A heated debate has burst over the latest drop in oil price and China crackdown on leverage.
However, the opinions are divided. Some consider these changes will have a negative impact on emerging markets, whereas others are not convinced.
Areca Capital CEO Danny Wang says that China’s restrictions on leverage would improve the fundamentals of its economy.
“(Despite the drop), oil price is still near the acceptable range so long as it does not hover too far from USD 50 per barrel. It may not affect the fundamentals of an economy too drastically and may just be a sentiment issue. Likewise, it is a sentiment issue on China leverage. Our data shows a gradual improvement of fundamentals in the Chinese economy – in Purchasing Managers’ Index (PMI), trade and exports,” Wong underscores.
The Purchasing Managers’ Index is calculated based on new orders, production, employment environment, inventory levels etc. It is a strong indicator of the health of an economy.
Investors and executives remain alert when it comes to potential inflated valuations in developing markets.

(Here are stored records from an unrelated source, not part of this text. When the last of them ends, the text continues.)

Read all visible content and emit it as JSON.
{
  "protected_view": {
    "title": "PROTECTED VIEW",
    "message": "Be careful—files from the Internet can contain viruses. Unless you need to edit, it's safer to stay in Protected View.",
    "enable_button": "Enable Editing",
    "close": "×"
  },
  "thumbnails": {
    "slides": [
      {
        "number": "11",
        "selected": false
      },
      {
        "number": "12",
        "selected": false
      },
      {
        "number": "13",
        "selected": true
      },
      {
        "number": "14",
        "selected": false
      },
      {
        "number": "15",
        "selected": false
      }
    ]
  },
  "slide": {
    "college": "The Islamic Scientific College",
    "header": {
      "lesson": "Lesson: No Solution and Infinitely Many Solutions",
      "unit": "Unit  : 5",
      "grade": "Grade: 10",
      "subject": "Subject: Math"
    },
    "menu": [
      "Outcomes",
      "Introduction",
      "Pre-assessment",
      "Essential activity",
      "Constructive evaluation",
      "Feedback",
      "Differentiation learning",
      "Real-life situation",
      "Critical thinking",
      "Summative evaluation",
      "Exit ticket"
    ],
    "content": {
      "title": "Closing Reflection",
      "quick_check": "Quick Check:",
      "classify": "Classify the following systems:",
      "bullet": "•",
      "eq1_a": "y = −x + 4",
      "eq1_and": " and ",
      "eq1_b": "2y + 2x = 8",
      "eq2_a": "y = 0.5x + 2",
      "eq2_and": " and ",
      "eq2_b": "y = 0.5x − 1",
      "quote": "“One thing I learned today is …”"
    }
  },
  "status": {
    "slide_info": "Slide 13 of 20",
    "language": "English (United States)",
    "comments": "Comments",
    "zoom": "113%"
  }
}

According to experts, the reduction in leverage will slow growth of developing countries.
“Sell into strength,” Arthur Budaghyan, a strategist at Montreal-based BCA Research Inc, was quoted as saying by Bloomberg.
“When the rally cracks in the weeks ahead, investors should establish short positions because the potential downside will be considerable.”, Budaghyan highlights.
On the other hand, the four-month performance of emerging-market equities, adjusted for volatility, relative to commodities, is near record highs, according to Bloomberg.